KINESIS: Motion Imitation for Human Musculoskeletal Locomotion
Summary: arXiv:2503.14637v3 Announce Type: replace-cross
Abstract: How do humans move? Advances in reinforcement learning (RL) have produced impressive results in capturing human motion using physics-based humanoid control. However, torque-controlled humanoids fail to model key aspects of human motor control such as biomechanical joint constraints & non-linear and overactuated musculotendon control. We present KINESIS, a model-free motion imitation framework that tackles these challenges. KINESIS is trained on 1.8 hours of locomotion data and achieves strong motion imitation performance on unseen trajectories. Through a negative mining approach, KINESIS learns robust locomotion priors that we leverage to deploy the policy on several downstream tasks such as text-to-control, target point reaching, and football penalty kicks. Importantly, KINESIS learns to generate muscle activity patterns that correlate well with human EMG activity. We show that these results scale seamlessly across biomechanical model complexity, demonstrating control of up to 290 muscles. Overall, the physiological plausibility makes KINESIS a promising model for tackling challenging problems in human motor control. Code, videos and benchmarks are available at https://github.com/amathislab/Kinesis.
Introduction
The field of robotics has made significant strides in recent years, particularly in the area of humanoid motion. The ability to replicate human-like movement has vast implications, from improving robotic assistants to enhancing virtual reality experiences. KINESIS stands out as a groundbreaking framework that aims to accurately imitate human locomotion, bridging the gap between human biomechanics and robotic control.
Challenges in Human Motion Imitation
Current methods in humanoid control often rely on torque-controlled models that struggle to account for the complex nature of human movement. Key challenges include:
- Biomechanical Joint Constraints: Humans have specific limits on joint movement that are often overlooked in standard models.
- Non-linear Musculotendon Control: The behavior of muscles is not linear, making it difficult to replicate with traditional algorithms.

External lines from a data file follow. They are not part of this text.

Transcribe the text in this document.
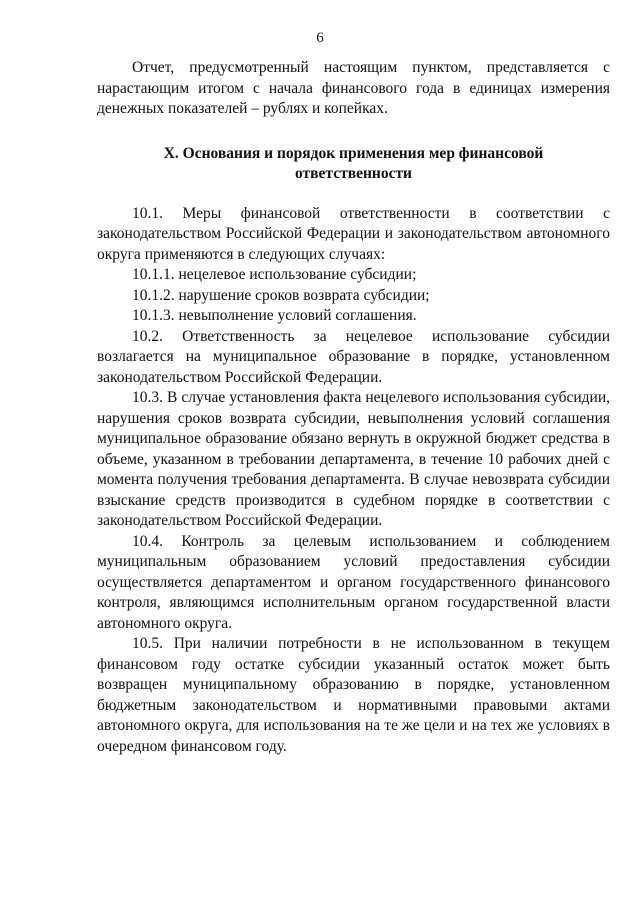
6

Отчет, предусмотренный настоящим пунктом, представляется с нарастающим итогом с начала финансового года в единицах измерения денежных показателей – рублях и копейках.

X. Основания и порядок применения мер финансовой ответственности

10.1. Меры финансовой ответственности в соответствии с законодательством Российской Федерации и законодательством автономного округа применяются в следующих случаях:

10.1.1. нецелевое использование субсидии;

10.1.2. нарушение сроков возврата субсидии;

10.1.3. невыполнение условий соглашения.

10.2. Ответственность за нецелевое использование субсидии возлагается на муниципальное образование в порядке, установленном законодательством Российской Федерации.

10.3. В случае установления факта нецелевого использования субсидии, нарушения сроков возврата субсидии, невыполнения условий соглашения муниципальное образование обязано вернуть в окружной бюджет средства в объеме, указанном в требовании департамента, в течение 10 рабочих дней с момента получения требования департамента. В случае невозврата субсидии взыскание средств производится в судебном порядке в соответствии с законодательством Российской Федерации.

10.4. Контроль за целевым использованием и соблюдением муниципальным образованием условий предоставления субсидии осуществляется департаментом и органом государственного финансового контроля, являющимся исполнительным органом государственной власти автономного округа.

10.5. При наличии потребности в не использованном в текущем финансовом году остатке субсидии указанный остаток может быть возвращен муниципальному образованию в порядке, установленном бюджетным законодательством и нормативными правовыми актами автономного округа, для использования на те же цели и на тех же условиях в очередном финансовом году.
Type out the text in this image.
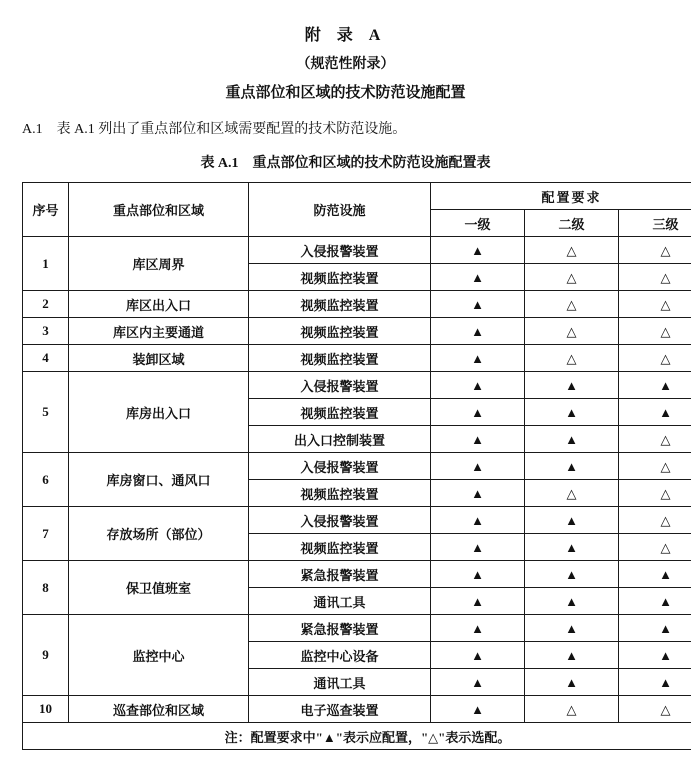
附 录 A
（规范性附录）
重点部位和区域的技术防范设施配置

A.1　表 A.1 列出了重点部位和区域需要配置的技术防范设施。

表 A.1　重点部位和区域的技术防范设施配置表
序号	重点部位和区域	防范设施	配置要求		
			一级	二级	三级
1	库区周界	入侵报警装置	▲	△	△
		视频监控装置	▲	△	△
2	库区出入口	视频监控装置	▲	△	△
3	库区内主要通道	视频监控装置	▲	△	△
4	装卸区域	视频监控装置	▲	△	△
5	库房出入口	入侵报警装置	▲	▲	▲
		视频监控装置	▲	▲	▲
		出入口控制装置	▲	▲	△
6	库房窗口、通风口	入侵报警装置	▲	▲	△
		视频监控装置	▲	△	△
7	存放场所（部位）	入侵报警装置	▲	▲	△
		视频监控装置	▲	▲	△
8	保卫值班室	紧急报警装置	▲	▲	▲
		通讯工具	▲	▲	▲
9	监控中心	紧急报警装置	▲	▲	▲
		监控中心设备	▲	▲	▲
		通讯工具	▲	▲	▲
10	巡查部位和区域	电子巡查装置	▲	△	△
注：配置要求中"▲"表示应配置，"△"表示选配。					
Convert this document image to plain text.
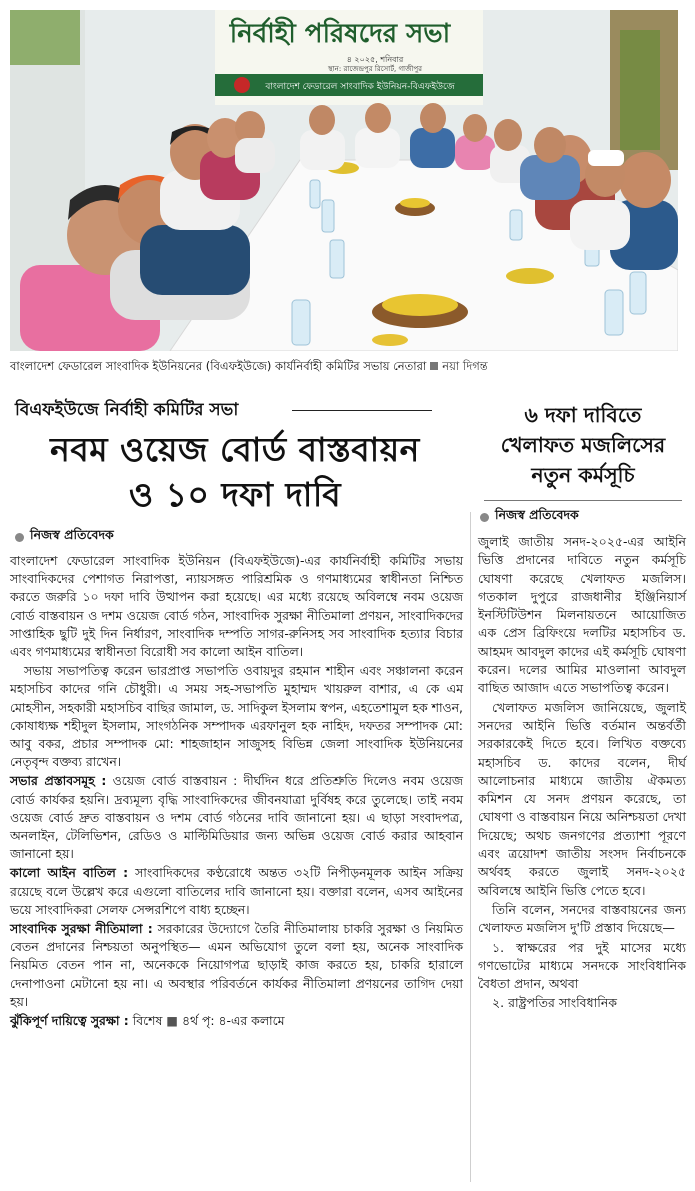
নির্বাহী পরিষদের সভা
৪ ২০২৫, শনিবার
স্থান: রাজেন্দ্রপুর রিসোর্ট, গাজীপুর
বাংলাদেশ ফেডারেল সাংবাদিক ইউনিয়ন-বিএফইউজে
বাংলাদেশ ফেডারেল সাংবাদিক ইউনিয়নের (বিএফইউজে) কার্যনির্বাহী কমিটির সভায় নেতারা নয়া দিগন্ত
বিএফইউজে নির্বাহী কমিটির সভা
নবম ওয়েজ বোর্ড বাস্তবায়ন
ও ১০ দফা দাবি
নিজস্ব প্রতিবেদক

বাংলাদেশ ফেডারেল সাংবাদিক ইউনিয়ন (বিএফইউজে)-এর কার্যনির্বাহী কমিটির সভায় সাংবাদিকদের পেশাগত নিরাপত্তা, ন্যায়সঙ্গত পারিশ্রমিক ও গণমাধ্যমের স্বাধীনতা নিশ্চিত করতে জরুরি ১০ দফা দাবি উত্থাপন করা হয়েছে। এর মধ্যে রয়েছে অবিলম্বে নবম ওয়েজ বোর্ড বাস্তবায়ন ও দশম ওয়েজ বোর্ড গঠন, সাংবাদিক সুরক্ষা নীতিমালা প্রণয়ন, সাংবাদিকদের সাপ্তাহিক ছুটি দুই দিন নির্ধারণ, সাংবাদিক দম্পতি সাগর-রুনিসহ সব সাংবাদিক হত্যার বিচার এবং গণমাধ্যমের স্বাধীনতা বিরোধী সব কালো আইন বাতিল।

সভায় সভাপতিত্ব করেন ভারপ্রাপ্ত সভাপতি ওবায়দুর রহমান শাহীন এবং সঞ্চালনা করেন মহাসচিব কাদের গনি চৌধুরী। এ সময় সহ-সভাপতি মুহাম্মদ খায়রুল বাশার, এ কে এম মোহসীন, সহকারী মহাসচিব বাছির জামাল, ড. সাদিকুল ইসলাম স্বপন, এহতেশামুল হক শাওন, কোষাধ্যক্ষ শহীদুল ইসলাম, সাংগঠনিক সম্পাদক এরফানুল হক নাহিদ, দফতর সম্পাদক মো: আবু বকর, প্রচার সম্পাদক মো: শাহজাহান সাজুসহ বিভিন্ন জেলা সাংবাদিক ইউনিয়নের নেতৃবৃন্দ বক্তব্য রাখেন।

সভার প্রস্তাবসমূহ : ওয়েজ বোর্ড বাস্তবায়ন : দীর্ঘদিন ধরে প্রতিশ্রুতি দিলেও নবম ওয়েজ বোর্ড কার্যকর হয়নি। দ্রব্যমূল্য বৃদ্ধি সাংবাদিকদের জীবনযাত্রা দুর্বিষহ করে তুলেছে। তাই নবম ওয়েজ বোর্ড দ্রুত বাস্তবায়ন ও দশম বোর্ড গঠনের দাবি জানানো হয়। এ ছাড়া সংবাদপত্র, অনলাইন, টেলিভিশন, রেডিও ও মাল্টিমিডিয়ার জন্য অভিন্ন ওয়েজ বোর্ড করার আহবান জানানো হয়।

কালো আইন বাতিল : সাংবাদিকদের কণ্ঠরোধে অন্তত ৩২টি নিপীড়নমূলক আইন সক্রিয় রয়েছে বলে উল্লেখ করে এগুলো বাতিলের দাবি জানানো হয়। বক্তারা বলেন, এসব আইনের ভয়ে সাংবাদিকরা সেলফ সেন্সরশিপে বাধ্য হচ্ছেন।

সাংবাদিক সুরক্ষা নীতিমালা : সরকারের উদ্যোগে তৈরি নীতিমালায় চাকরি সুরক্ষা ও নিয়মিত বেতন প্রদানের নিশ্চয়তা অনুপস্থিত— এমন অভিযোগ তুলে বলা হয়, অনেক সাংবাদিক নিয়মিত বেতন পান না, অনেককে নিয়োগপত্র ছাড়াই কাজ করতে হয়, চাকরি হারালে দেনাপাওনা মেটানো হয় না। এ অবস্থার পরিবর্তনে কার্যকর নীতিমালা প্রণয়নের তাগিদ দেয়া হয়।

ঝুঁকিপূর্ণ দায়িত্বে সুরক্ষা : বিশেষ ■ ৪র্থ পৃ: ৪-এর কলামে

৬ দফা দাবিতে
খেলাফত মজলিসের
নতুন কর্মসূচি
নিজস্ব প্রতিবেদক

জুলাই জাতীয় সনদ-২০২৫-এর আইনি ভিত্তি প্রদানের দাবিতে নতুন কর্মসূচি ঘোষণা করেছে খেলাফত মজলিস। গতকাল দুপুরে রাজধানীর ইঞ্জিনিয়ার্স ইনস্টিটিউশন মিলনায়তনে আয়োজিত এক প্রেস ব্রিফিংয়ে দলটির মহাসচিব ড. আহমদ আবদুল কাদের এই কর্মসূচি ঘোষণা করেন। দলের আমির মাওলানা আবদুল বাছিত আজাদ এতে সভাপতিত্ব করেন।

খেলাফত মজলিস জানিয়েছে, জুলাই সনদের আইনি ভিত্তি বর্তমান অন্তর্বর্তী সরকারকেই দিতে হবে। লিখিত বক্তব্যে মহাসচিব ড. কাদের বলেন, দীর্ঘ আলোচনার মাধ্যমে জাতীয় ঐকমত্য কমিশন যে সনদ প্রণয়ন করেছে, তা ঘোষণা ও বাস্তবায়ন নিয়ে অনিশ্চয়তা দেখা দিয়েছে; অথচ জনগণের প্রত্যাশা পূরণে এবং ত্রয়োদশ জাতীয় সংসদ নির্বাচনকে অর্থবহ করতে জুলাই সনদ-২০২৫ অবিলম্বে আইনি ভিত্তি পেতে হবে।

তিনি বলেন, সনদের বাস্তবায়নের জন্য খেলাফত মজলিস দু'টি প্রস্তাব দিয়েছে—

১. স্বাক্ষরের পর দুই মাসের মধ্যে গণভোটের মাধ্যমে সনদকে সাংবিধানিক বৈধতা প্রদান, অথবা

২. রাষ্ট্রপতির সাংবিধানিক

- Overactuation: Many muscles are involved in a single movement, creating an intricate web of control that must be accurately modeled.
The KINESIS Framework
KINESIS approaches these challenges head-on with a model-free motion imitation framework. Key features include:
- Data-Driven Training: Trained on 1.8 hours of locomotion data, KINESIS demonstrates exceptional performance even with unseen trajectories.
- Negative Mining Approach: This technique allows KINESIS to learn robust locomotion priors, enhancing the reliability of its motion output.
- Versatile Application: The framework can be applied to various tasks such as text-to-control and athletic maneuvers like football penalty kicks.
Physiological Plausibility and Future Applications
One of the standout features of KINESIS is its ability to generate muscle activity patterns that closely correlate with human EMG activity. This physiological plausibility is crucial for applications in rehabilitation robotics, sports training, and more. As KINESIS scales across different levels of biomechanical model complexity, it opens doors for further research and development in human motor control.
Conclusion
KINESIS represents a significant advancement in the field of motion imitation and human locomotion modeling. By addressing the limitations of previous models and establishing a more accurate representation of human movement, KINESIS paves the way for innovative applications in robotics and beyond. For those interested in exploring KINESIS further, code, videos, and benchmarks are available on GitHub.